Porscha established Ridir in 2002 and has been working in the business full-time for 12 years.
She and her husband Tim moved to Tauranga six years ago, and now live on a lifestyle block with her thoroughbred mare Prada, and a miniature called Candy who is ‘boss horse’ of the farm despite being blind in one eye.
Porscha enjoys a bit of casual show jumping and gives all her new designs a thorough testing in her own paddocks before listing them on the Ridir website.
When it comes to design, Porscha says she is more influenced by general fashion trends than equestrian tradition. She is a keen athlete and participates in multi-sport and ultra-running, which has inspired her to incorporate the practicality of fitness apparel into her riding wear.
“I don’t really look at what any of the other equestrian companies are doing – I just design good, simple clothes that I like. I want things to look nice, but I’m practical so they have to be comfortable and not too over-the-top, or faffy. I actually go running in a lot of my jodhpurs and tops, as they are not very heavy and they are really stretchy,” she says.

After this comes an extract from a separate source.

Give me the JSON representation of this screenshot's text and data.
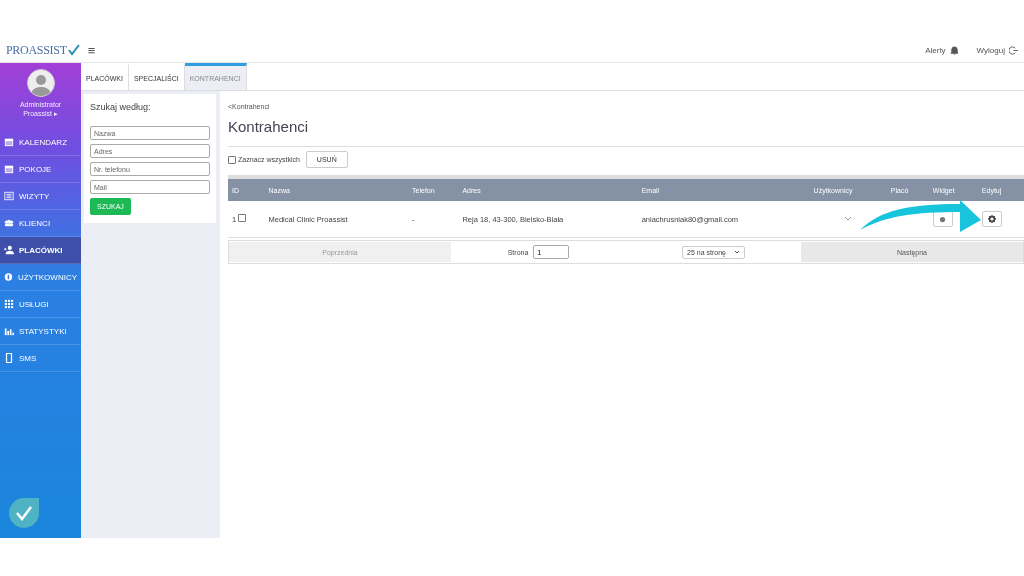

“Equestrian clothing is definitely crossing over into fitness fashion, especially with the riding tights, which are snowballing in popularity. But if you don’t need silicone on your bum, why not ride in yoga pants? Whatever works.”
Currently, darker colours are in, she says, but really anything goes. Lace and sheer panels are making an appearance in show shirts, and using contrasting prints together, such as floral and stripes, is a big trend in mainstream fashion. “We’ve finally moved away from diamantes,” she laughs.
Designing cross-country tops and pony club uniforms is a major part of the business; she fell into this by accident after a customer asked her to make a couple of team tops. She has recently taken over the printing herself, a service she used to outsource, and is able to customise tops with the rider’s name, club logo or other designs.
“It’s become huge, especially with the whole matchy-matchy trend at the moment – people want to match their tops to their saddle blankets and their horse’s boots and ears.”
Porscha also makes riding jackets to measure, taking great pride in the comfort and fit of her garments. With her strong technical background, she’s adept at alterations and is able to turn customers’ conventional jackets into cutaways.
“Nobody is the same size – we’ve all got lumps and bumps in different places so it really does pay to get something made specifically. People will often email me asking for the measurements of one of my jackets, but I always say no, you send me your measurements and I’ll make it to fit you. A lot of people don’t like shoulder pads, but they really do make a jacket, as does the fabric. I mainly use a wool mix, because the polyester holds its colour really well while the wool lets it breathe.”
Porscha also makes the ‘short and stretchy’ jackets that are especially popular with show jumpers, although she warns these aren’t really built to last. “Anything with lycra will degrade over a couple of years – they are the fast fashion of the equestrian world. Whereas with a wool jacket, you could have it for many, many years.”
Other fashion trends of recent years have seen jackets get shorter, tops and shirt get longer, and jodhpurs tending to high waists instead of the hipster style.
Porscha also sells a lot of plus-size clothing; previously there was a bit of a gap in the equestrian market. “So many people can’t find jackets to fit and a lot of women who are bigger will wear men’s jackets, which are just really top-heavy and awful. Nobody wants to look bigger than they actually are – they want to wear something flattering and be comfortable.”